The organizations must notify the consumers within 72 hours if there is any data breach.
The non-compliance to the GDPR results in some severe consequences, including a considerable amount of fines. It can range up to €20 million or 4% company's global revenue annually, whichever is higher.
How to send GDPR compliant B2B cold emails
GDPR mainly focuses on the personal data protection of EU citizens. There a few points you can follow to send a GDPR compliant business email:
1. Appropriate targeted prospecting
As per the Data Minimization principle, the personal data you're collecting must be adequate and also relevant to the processing purpose. Be precise in terms of your ideal prospects and segments. You must customize your copy and campaigns accordingly.
2. State your legitimate interest in email copy
You must specify in the email copy why you're contacting a particular prospect and how is your offering relevant to that person. You have to mention how you've processed their data for contact.
Article 6, Clause 1 of GDPR states, legitimate interest is legal only if the processing is necessary for the legitimate interests being pursued by the controller or by a third party. There is an exception where such interests are overridden by the interests or fundamental rights of the data subject, which need personal data protection, mainly where the data subject is a child.
Your basis of legitimate interest can further be contested. Therefore, you must ensure your interests are in line with the individual. Whatever your offering is, it should relate to the specific business activity as declared by the company statute.
You should do some background research beforehand. The email copy should specify some context of the same.
You can add the following three critical pieces of information to signify legitimate interest in your email copies.
It should contain information about how you've processed the individual's data.
A brief explanation:
It should specify the reasons why you're precisely processing their data?
Instructions of change/removal:
It should've instructions of the procedure following which recipients can change or remove the data.

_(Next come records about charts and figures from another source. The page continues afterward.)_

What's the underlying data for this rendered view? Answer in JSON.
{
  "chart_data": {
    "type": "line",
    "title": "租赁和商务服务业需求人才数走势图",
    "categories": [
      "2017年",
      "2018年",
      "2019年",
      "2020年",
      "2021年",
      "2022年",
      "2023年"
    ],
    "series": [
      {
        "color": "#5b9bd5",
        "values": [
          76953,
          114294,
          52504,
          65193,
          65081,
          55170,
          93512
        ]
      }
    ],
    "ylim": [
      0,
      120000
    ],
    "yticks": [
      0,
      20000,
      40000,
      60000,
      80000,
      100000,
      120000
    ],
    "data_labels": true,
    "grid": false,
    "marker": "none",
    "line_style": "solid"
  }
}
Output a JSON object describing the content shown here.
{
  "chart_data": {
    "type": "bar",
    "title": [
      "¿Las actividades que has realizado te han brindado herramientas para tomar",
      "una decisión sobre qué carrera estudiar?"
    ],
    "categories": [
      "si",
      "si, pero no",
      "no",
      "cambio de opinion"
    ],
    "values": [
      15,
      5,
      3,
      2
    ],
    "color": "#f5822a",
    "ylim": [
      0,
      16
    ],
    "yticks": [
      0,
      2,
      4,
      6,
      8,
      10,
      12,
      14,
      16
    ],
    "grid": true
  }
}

3. The option to unsubscribe or opt-out
Whoever sends cold business emails, you must give people a straightforward way to opt-out or unsubscribe. The recipients should be able to exercise their right to erasure and right to restriction. For this, you can add an unsubscribe link at the bottom of the email.
4. Clean and maintain your database regularly
. Delete any unresponsive or inactive leads. Data security is essential. The software and system should comply with GDPR. You've to regulate the data access and maintain a proper record of levels of data clearance. You can anonymize or pseudonymize data or even do encryption for more data security. Ultimately, your systems and processes should be secure.
5. Be prepared for the GDPR questions and complaints
You should be ready with an informative reply to tackle fundamental questions and complaints from the GDPR prospects. Well-supported by the relevant details, the companies should answer the questions reasonably and explain their stance clearly.
With the introduction of GDPR, companies in the EU companies have changed how they handle personal data. Failure to comply with GDPR can lead to a fine of up to 20 million euros. Complying with the rules will benefit everyone- the EU can benefit by securing its residents' data, your business will be considered trustworthy as you value your customer's privacy, and in return, your customers will experience transparent communication exchanges.